2039953:3182:3350 [0] NCCL INFO Channel 01 : 0[60] -> 1[70] via direct shared memory

2039953:3183:3351 [1] NCCL INFO Channel 01 : 1[70] -> 0[60] via direct shared memory

2039953:3182:3350 [0] NCCL INFO 2 coll channels, 2 p2p channels, 2 p2p channels per peer

2039953:3182:3350 [0] NCCL INFO comm 0x7f419c002dd0 rank 0 nranks 2 cudaDev 0 busId 60 - Init COMPLETE

2039953:3183:3351 [1] NCCL INFO 2 coll channels, 2 p2p channels, 2 p2p channels per peer

2039953:3182:3182 [0] NCCL INFO Launch mode Parallel

2039953:3183:3351 [1] NCCL INFO comm 0x7f818c002dd0 rank 1 nranks 2 cudaDev 1 busId 70 - Init COMPLETE

Here is my Dockerfile:

FROM nvcr.io/nvidia/pytorch:20.11-py3

USER root
RUN useradd -ms /bin/bash scenesearch

RUN apt-get update
ARG DEBIAN_FRONTEND=noninteractive
ENV TZ=America/New_York
RUN apt-get install libgl1-mesa-glx -y
RUN apt-get install ffmpeg libsm6 libxext6  -y
RUN apt-get install -y software-properties-common &&\
        apt-add-repository universe &&\
            apt-get update &&\
            apt-get install -y python3-pip

RUN apt-get install -y libpng16-16 libtiff5 libjpeg-turbo8 wget && rm -rf /var/lib/apt/lists/*

WORKDIR /home/scenesearch
COPY . /home/scenesearch
RUN chmod -R 777 ./

USER scenesearch

RUN wget \
    https://repo.anaconda.com/miniconda/Miniconda3-latest-Linux-x86_64.sh \
    # && mkdir ./.conda \
    && bash Miniconda3-latest-Linux-x86_64.sh -b \
    && rm -f Miniconda3-latest-Linux-x86_64.sh 

ENV PATH="./miniconda3/bin:${PATH}"
ARG PATH="./miniconda3/bin:${PATH}"

RUN conda create -n scenesearch python=3.7.9

SHELL ["conda", "run", "-n", "scenesearch", "/bin/bash", "-c"]
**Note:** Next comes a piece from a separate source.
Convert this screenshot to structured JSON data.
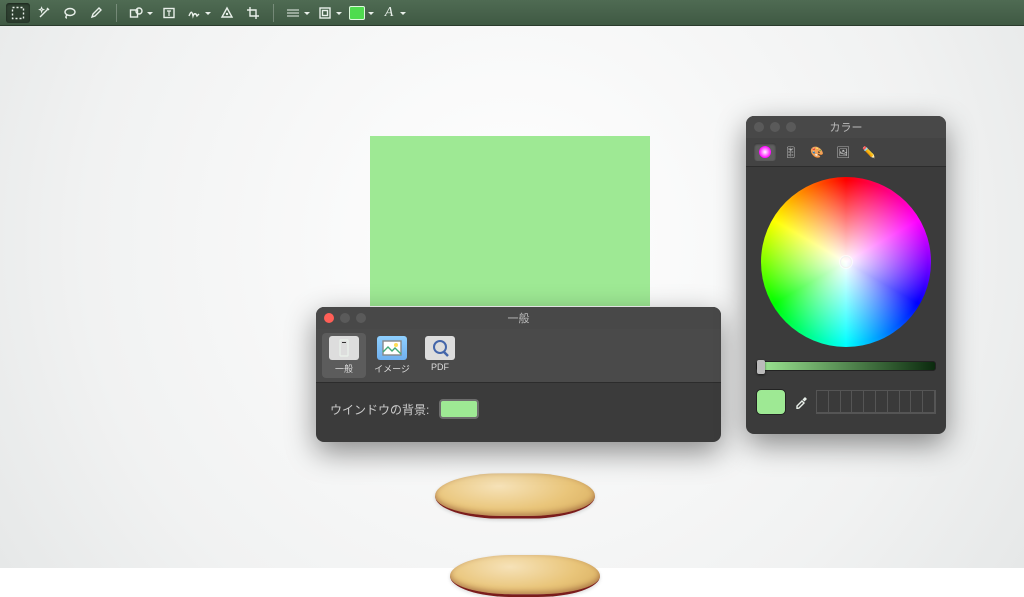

RUN conda install pytorch torchvision torchaudio cudatoolkit=11.1 -c pytorch -c nvidia

RUN pip install --upgrade pip
RUN pip install nuscenes-devkit
RUN pip install pygame networkx

RUN pip install --no-cache-dir -r requirements.txt

ENV NVIDIA_DRIVER_CAPABILITIES=all

Hey @crnyu, the above error seems to suggest the code is using gloo instead of NCCL. Have you tried configure GLOO_SOCKET_IFNAME instead?

This was correct. Thanks @mrshenli , much appreciated.